Soundtrack album by Various artists
- Released: July 13, 1999
- Genres: Hip hop; R&B;
- Length: 1:19:08
- Label: Jive Records
- Producers: Night & Day; Timmy Allen; Earthtone III; Jay Mac; Joe; Kendal; Larry Campbell; Larry Smith; Luther Vandross; Mannie Fresh; Marley Marl; Organized Noize; Scott Storch; Shim; Suga Bear; Swizz Beatz; Teddy Riley; The Roots; Trackmasters; Vada Nobles;

Singles from The Wood
- "Neck uv da Woods" Released: July 13, 1999; "Crave" Released: July 13, 1999; "Think About You" Released: July 31, 1999; "I Wanna Know" Released: November 7, 1999;

= The Wood (soundtrack) =

Music from and Inspired by the Motion Picture The Wood is the soundtrack Rick Famuyiwa's 1999 film The Wood. It was released on July 13, 1999 through Jive Records and consisted of hip hop and R&B music. The album peaked at number 16 on the Billboard 200, number 2 on the Top R&B/Hip-Hop Albums, and went Gold by the Recording Industry Association of America on August 25, 1999.

It spawned four charting singles with music videos to promote the film: "Neck uv da Woods" by Mystikal and Outkast (directed by Little X), "Crave" by Marc Dorsey (directed by Tim Story), "Think About You" by Blackstreet (directed by Malik Sayeed) and "I Wanna Know" by Joe (directed by Bille Woodruff).

Professional ratings
Review scores
| Source | Rating |
| AllMusic | Star |

== Track listing ==

- Sample credits
- Track 7 contains a sample of "Spoonin' Rap" by Spoonie Gee
- Track 17 contains a sample of "Love T.K.O." by Teddy Pendergrass

- Notes
- Tracks 3–7, 11-14 are not contained in the film.

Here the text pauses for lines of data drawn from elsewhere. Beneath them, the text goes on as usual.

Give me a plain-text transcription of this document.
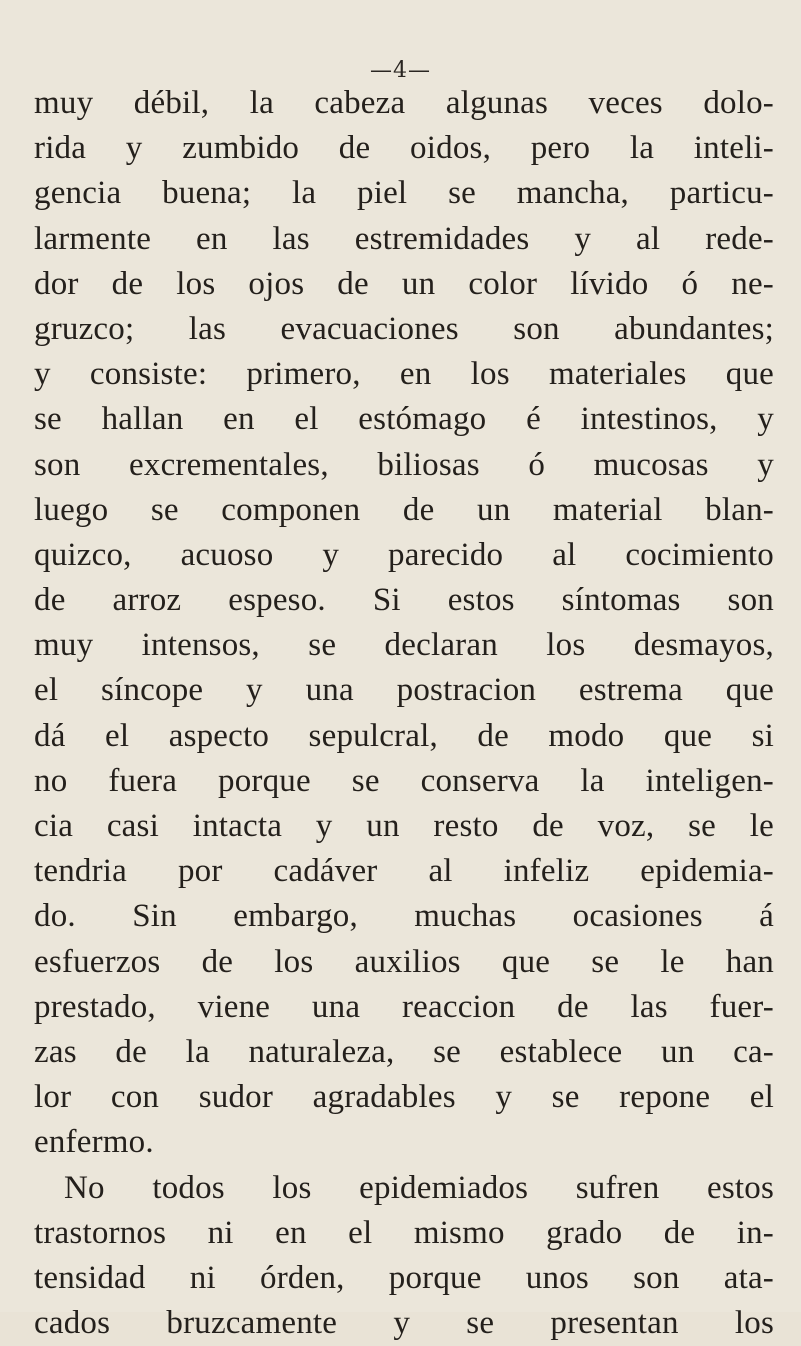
—4—
muy débil, la cabeza algunas veces dolo-
rida y zumbido de oidos, pero la inteli-
gencia buena; la piel se mancha, particu-
larmente en las estremidades y al rede-
dor de los ojos de un color lívido ó ne-
gruzco; las evacuaciones son abundantes;
y consiste: primero, en los materiales que
se hallan en el estómago é intestinos, y
son excrementales, biliosas ó mucosas y
luego se componen de un material blan-
quizco, acuoso y parecido al cocimiento
de arroz espeso. Si estos síntomas son
muy intensos, se declaran los desmayos,
el síncope y una postracion estrema que
dá el aspecto sepulcral, de modo que si
no fuera porque se conserva la inteligen-
cia casi intacta y un resto de voz, se le
tendria por cadáver al infeliz epidemia-
do. Sin embargo, muchas ocasiones á
esfuerzos de los auxilios que se le han
prestado, viene una reaccion de las fuer-
zas de la naturaleza, se establece un ca-
lor con sudor agradables y se repone el
enfermo.
No todos los epidemiados sufren estos
trastornos ni en el mismo grado de in-
tensidad ni órden, porque unos son ata-
cados bruzcamente y se presentan los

| No. | Title | Writer(s) | Producer(s) | Length |
|---|---|---|---|---|
| 1. | "Neck Uv Da Woods" (performed by Mystikal and OutKast) | M. Tyler; A. Benjamin; A. Patton; | Earthtone III | 4:06 |
| 2. | "Think About You" (performed by Blackstreet) | T. Riley; S. Blair; | Teddy Riley | 4:36 |
| 3. | "Ya' All Know Who!" (performed by The Roots) | T. Trotter; S. Storch; A. Thompson; K. Gray; | The Roots; Scott Storch; | 3:41 |
| 4. | "I Can, I Can" (performed by DMX) | E. Simmons; K. Dean; | Swizz Beatz | 2:40 |
| 5. | "The Hood (It's All Good)" (performed by Cash Money Millionaires) | B. Williams; C. Dorsey; T. Gray; D. Carter; B. Thomas; T. Virgil Jr.; | Mannie Fresh | 4:03 |
| 6. | "Belts to Match" (performed by UGK, Smitty and Sonji) | C. Butler; B. Freeman; B. Smith; P. Brown; | Organized Noize | 4:22 |
| 7. | "It's All Good" (performed by R. Kelly) | R. Kelly; J. Oliver; S. Barnes; G. Jackson; | Trackmasters | 3:34 |
| 8. | "I Wanna Know" (performed by Joe) | J. Thomas; J. Skinner; M. Williams; | Joe; Timmy Allen; | 4:57 |
| 9. | "Crave" (performed by Marc Dorsey) | T. Allen; J. Skinner; L. Campbell; M. Dorsey; | Timmy Allen; Larry "Rock" Campbell; | 4:57 |
| 10. | "24-7 (Lil' Jon Dirty South Mix)" (performed by Liberty City) | R. Pugh; V. Nobles; T. Newton; | Vada Nobles Remixer: Lil Jon | 4:25 |
| 11. | "Jane's Law" (performed by Jane Blaze) | N. Knight-Williams; C. Charles; C. Jackson; | Suga Bear; Shim; | 4:42 |
| 12. | "Still Strugglin'" (performed by Too $hort) | T. Shaw; J. Beard; | Jay Mac | 5:22 |
| 13. | "Dante's Girl" (performed by Night & Day) | G. Hughes; T. Martinez; | Night & Day | 4:35 |
| 14. | "Love Letter" (performed by Imajin) | G. Hughes; T. Martinez; J. Skinner; | Night & Day | 4:58 |
| 15. | "Freaks Come out at Night" (performed by Whodini) | J. Hutchins; L. Smith; | Larry Smith | 4:24 |
| 16. | "Make the Music With Your Mouth, Biz" (performed by Biz Markie) | M. Hall; M. Williams; | Marley Marl | 4:06 |
| 17. | "Back in the Day (Remix)" (performed by Ahmad) | A. Lewis; S. Gordy; C. Womack; G. Noble; L. Womack; | Kendal | 4:44 |
| 18. | "If This World Were Mine" (performed by Luther Vandross and Cheryl Lynn) | M. Gaye | Luther Vandross | 4:56 |
| Total length: |  |  |  | 1:17:18 |

==Charts==

===Weekly charts===

| Chart (1999) | Peak position |
|---|---|
| US Billboard 200 | 16 |
| US Top R&B/Hip-Hop Albums (Billboard) | 2 |

===Year-end charts===

| Chart (1999) | Position |
|---|---|
| US Top R&B/Hip-Hop Albums (Billboard) | 88 |

==Certifications==

| Region | Certification | Certified units/sales |
| United States (RIAA) | Gold | 500,000^{^} |
^{^} Shipments figures based on certification alone.